Sri Lanka’s unemployment rate is fairly low by international standards, at an average of 4.4% in 2016, down from 4.7% in 2015, according to data from the CBSL. However, the headline figure disguises substantial discrepancies among different demographic groups. Unemployment for women stood at 7% for 2016, a decrease from 7.5% in 2015, while the ratio stood at 2.9% for men, the same as in the prior year. At 21.6% youth unemployment also remained high in 2016. Thus, the government is currently prioritising job creation. On coming to office, the Sirisena government pledged to put in place a series of policies to create 1m jobs. While the promise has been treated with scepticism in a number of quarters, there are signs that policy-making with the support of international partners may help boost employment.

In July 2016 the World Bank approved a $100m credit package from its International Development Association for Sri Lanka to support the government’s economic reform programme, and specifically the job creation programme.

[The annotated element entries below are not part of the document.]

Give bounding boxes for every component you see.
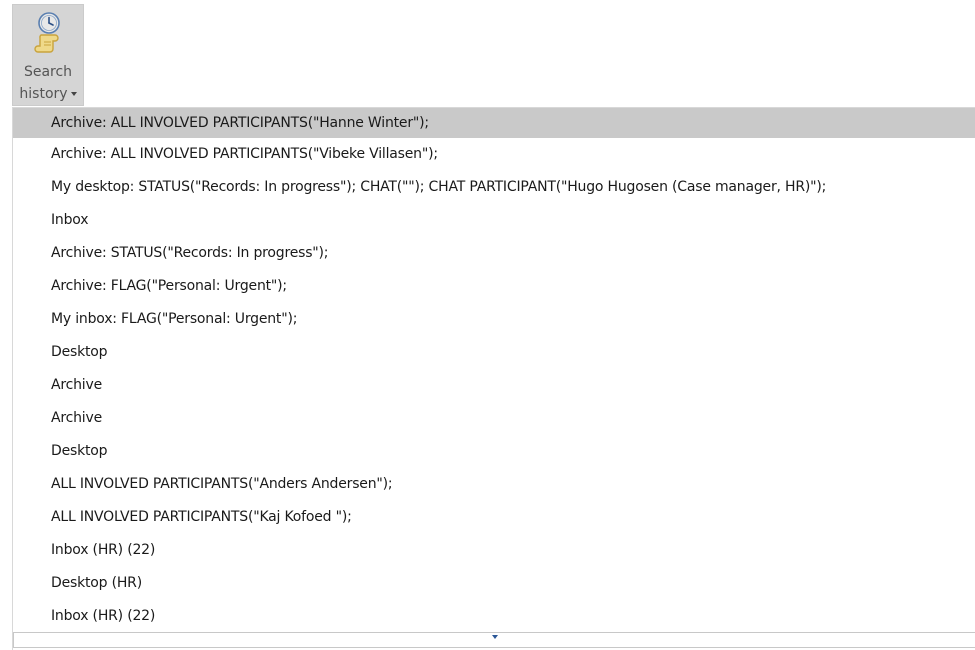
search-history-label-line1: Search bbox=[23, 64, 73, 80]
history-item[interactable]: ALL INVOLVED PARTICIPANTS("Kaj Kofoed ")… bbox=[13, 501, 975, 534]
history-item[interactable]: Inbox (HR) (22) bbox=[13, 600, 975, 628]
history-item[interactable]: Archive: FLAG("Personal: Urgent"); bbox=[13, 270, 975, 303]
history-list: Archive: ALL INVOLVED PARTICIPANTS("Hann… bbox=[13, 108, 975, 628]
history-item[interactable]: Inbox (HR) (22) bbox=[13, 534, 975, 567]
history-item[interactable]: Desktop bbox=[13, 435, 975, 468]
search-history-dropdown: Archive: ALL INVOLVED PARTICIPANTS("Hann… bbox=[12, 107, 975, 650]
history-item[interactable]: ALL INVOLVED PARTICIPANTS("Anders Anders… bbox=[13, 468, 975, 501]
search-history-label-line2: history bbox=[13, 85, 83, 103]
history-item[interactable]: Inbox bbox=[13, 204, 975, 237]
dropdown-arrow-icon bbox=[70, 92, 77, 96]
history-item[interactable]: Archive bbox=[13, 369, 975, 402]
history-item[interactable]: Desktop (HR) bbox=[13, 567, 975, 600]
history-item[interactable]: Archive: ALL INVOLVED PARTICIPANTS("Vibe… bbox=[13, 138, 975, 171]
history-item[interactable]: Desktop bbox=[13, 336, 975, 369]
history-item[interactable]: Archive: ALL INVOLVED PARTICIPANTS("Hann… bbox=[13, 108, 975, 138]
history-item[interactable]: Archive bbox=[13, 402, 975, 435]
history-item[interactable]: My desktop: STATUS("Records: In progress… bbox=[13, 171, 975, 204]
search-history-button[interactable]: Search history bbox=[12, 4, 84, 106]
clock-scroll-icon bbox=[34, 12, 60, 53]
history-item[interactable]: Archive: STATUS("Records: In progress"); bbox=[13, 237, 975, 270]
scroll-down-bar[interactable] bbox=[13, 632, 975, 648]
history-item[interactable]: My inbox: FLAG("Personal: Urgent"); bbox=[13, 303, 975, 336]
scroll-down-arrow-icon bbox=[492, 635, 498, 639]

The package focuses primarily on enhancing the country’s competitiveness, transparency and macroeconomic stability, and thus dovetails with the IMF programme inked the month previously. It aims to help the government reduce barriers to private sector growth, including productivity gains and integration with the global economy, and strengthen public sector management and fiscal oversight.

Outlook

International and domestic headwinds caused the Sri Lankan economy to slow in the past two years and March 2017 saw reserves at a multi-year low; yet the government rolling out a number of policies to build the foundation for sustainable growth. While tighter monetary and fiscal policy may be having an effect on headline growth, they will lay firmer foundations for long-term economic development, heading off debt crunches and inflation.

The landmark IMF deal and agreements that followed provide policy direction and financial support that should stand the government in good stead, while a renewed drive to attract investors and partners is set to increase global engagement with Sri Lanka’s reform agenda. Major international players and institutions such as McKinsey Consulting and Harvard University are working with government agencies on various economic reforms. Meanwhile, a series of initiatives to further open up trade and increase the number of free trade agreements are dovetailing with the reinstatement of Generalised System of Preferences Plus status in May 2017. And perhaps most importantly, the development of a new National Export Strategy – focusing on trade-led growth, and developed together with the International Trade Centre, is nearing completion.

Nevertheless, the government’s to-do list remains long: extensive tax reform, improvements to the business climate, and investment in infrastructure and public services – all while paring back spending.